Sein „ein und alles“ ist im Übrigen der Köter, Muktar. Er hat ihn sogar als Hintergrundbildchen auf seinem neuen Handy. Man stelle sich den alten Bären mit seiner umgedrehten Mütze, seinem Pulli mit Kapuze und einem modernen „Klapphandy“ vor – zu geil. Könnte direkt aus der Bronx kommen. Ein bisschen zerfurcht, sogar für einen „Gangsta“, aber sonst ganz cool.
Ich zieh mir noch einen Film rein und gehe dann schlafen.
Gute Nacht.
Wenn man das alles so genau nimmt, vergeht der Zauber dieses Papiers auch im Nu. Aber davon will ich mich nicht beeindrucken lassen. Von den Leuten hier im Haus habe ich dafür schon Annerkennung bekommen.
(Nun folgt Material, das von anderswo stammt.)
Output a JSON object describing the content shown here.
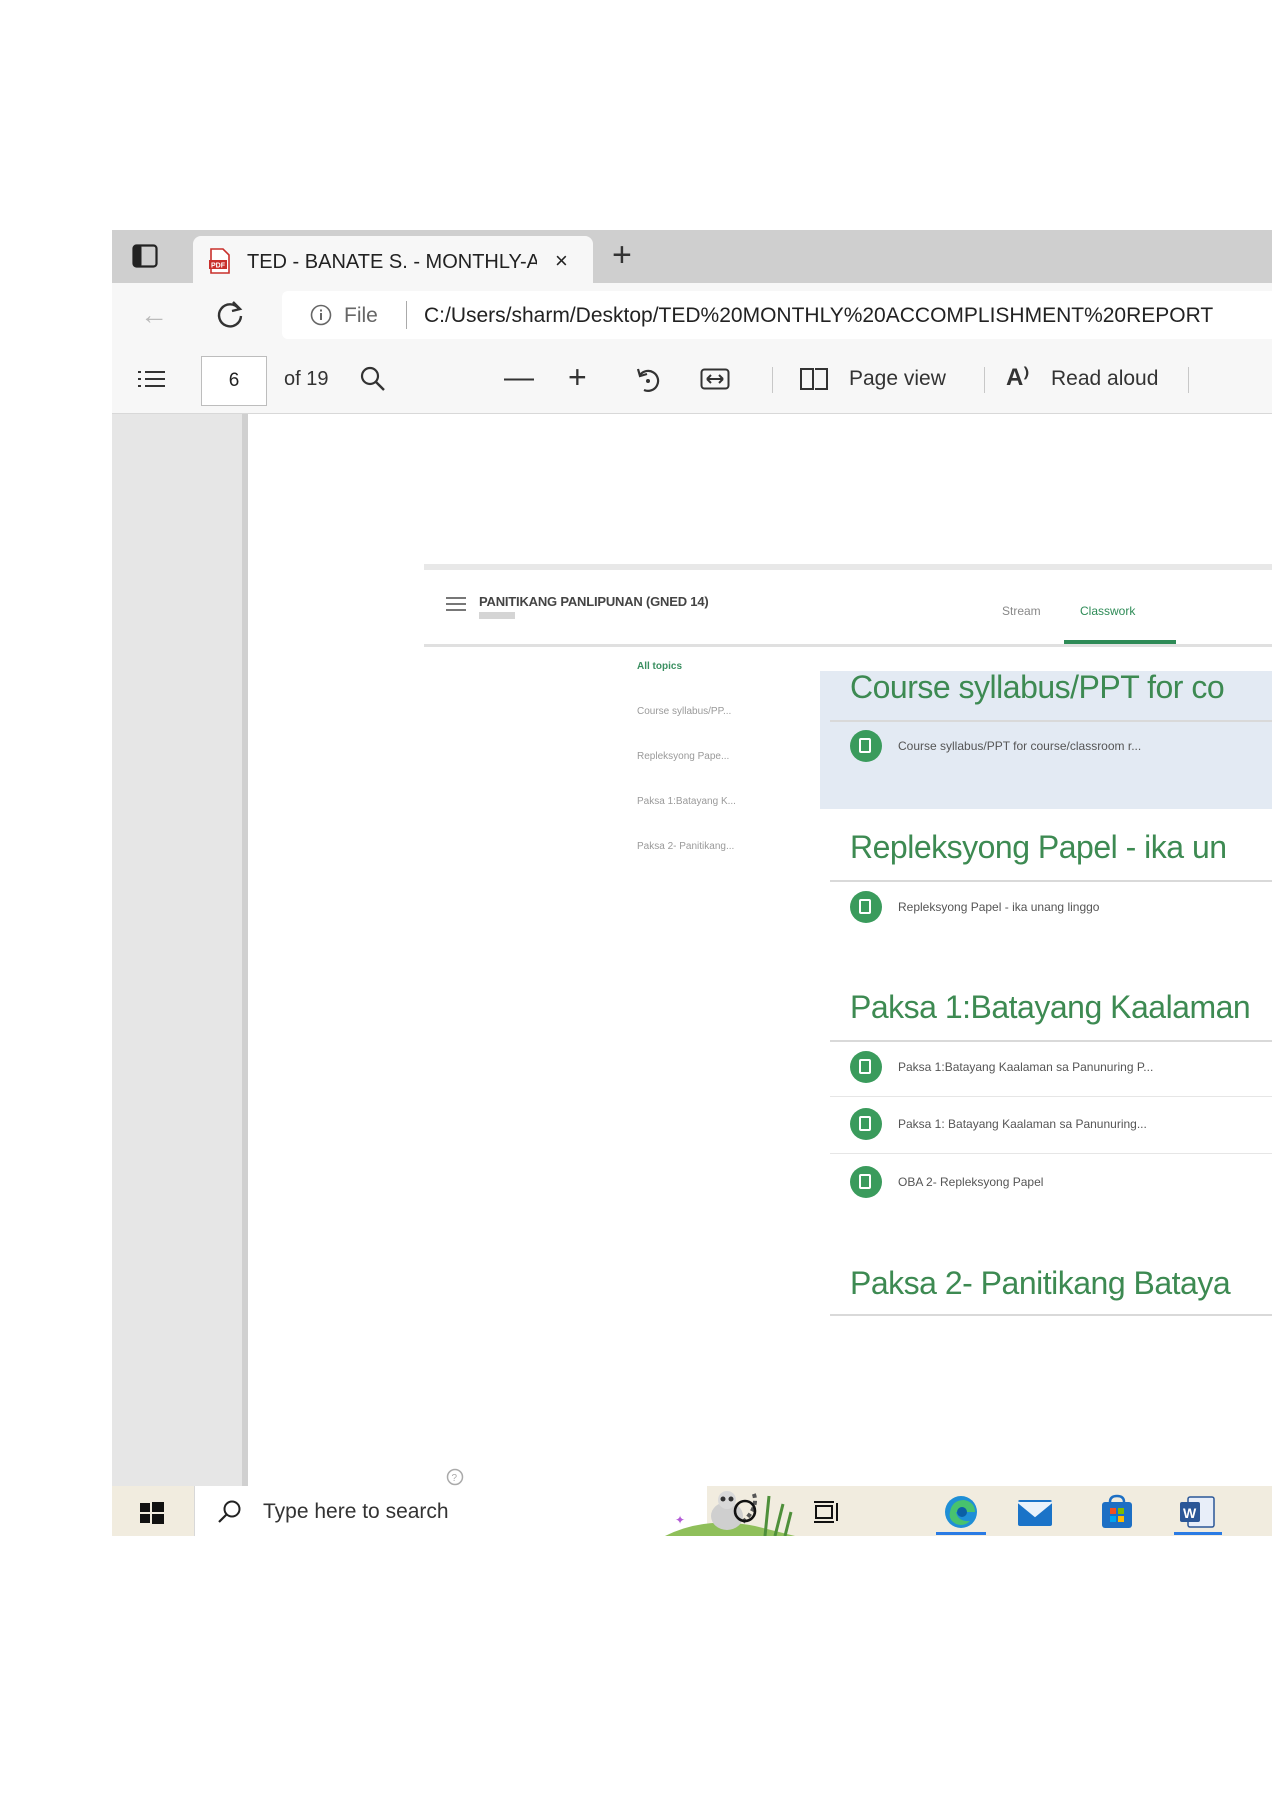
{
  "browser": {
    "tab_title": "TED - BANATE S. - MONTHLY-AC",
    "new_tab_symbol": "+",
    "close_symbol": "×",
    "address": {
      "scheme_label": "File",
      "url": "C:/Users/sharm/Desktop/TED%20MONTHLY%20ACCOMPLISHMENT%20REPORT"
    }
  },
  "pdf_toolbar": {
    "page_number": "6",
    "page_count": "of 19",
    "zoom_out_symbol": "—",
    "zoom_in_symbol": "+",
    "page_view_label": "Page view",
    "read_aloud_icon": "A⁾",
    "read_aloud_label": "Read aloud"
  },
  "classroom": {
    "course_title": "PANITIKANG PANLIPUNAN (GNED 14)",
    "tabs": {
      "stream": "Stream",
      "classwork": "Classwork"
    },
    "topics": [
      "All topics",
      "Course syllabus/PP...",
      "Repleksyong Pape...",
      "Paksa 1:Batayang K...",
      "Paksa 2- Panitikang..."
    ],
    "sections": [
      {
        "title": "Course syllabus/PPT for co",
        "items": [
          "Course syllabus/PPT for course/classroom r..."
        ]
      },
      {
        "title": "Repleksyong Papel - ika un",
        "items": [
          "Repleksyong Papel - ika unang linggo"
        ]
      },
      {
        "title": "Paksa 1:Batayang Kaalaman",
        "items": [
          "Paksa 1:Batayang Kaalaman sa Panunuring P...",
          "Paksa 1: Batayang Kaalaman sa Panunuring...",
          "OBA 2- Repleksyong Papel"
        ]
      },
      {
        "title": "Paksa 2- Panitikang Bataya",
        "items": []
      }
    ]
  },
  "taskbar": {
    "search_placeholder": "Type here to search",
    "apps": [
      "edge-icon",
      "mail-icon",
      "store-icon",
      "word-icon"
    ]
  },
  "colors": {
    "classroom_green": "#3d8a52",
    "highlight_blue": "#e3eaf3",
    "taskbar": "#f1ecdf",
    "tab_strip": "#cfcfcf"
  }
}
Soll heißen, dass sogar Jura nichts Abfälliges von sich gegeben hat, als ich ihm den Zettel unter die Nase hielt. Das hat mir echt Mut gemacht. Seine rausgelullte Frage, die dem folgte habe ich natürlich direkt wieder nicht verstanden, was wieder Balsam für die Seele des Realisten und Salz in die Wunde des Glücklichen war. Nachdem er dann noch mal deutlich wiederholt hatte was er wollte, konnte ich dann aber doch folgen und ihm antworten, dass das Blättchen mir momentan wirklich nichts nützt, aber eventuell später mal von Bedeutung sein könnte, bla, bla, bla.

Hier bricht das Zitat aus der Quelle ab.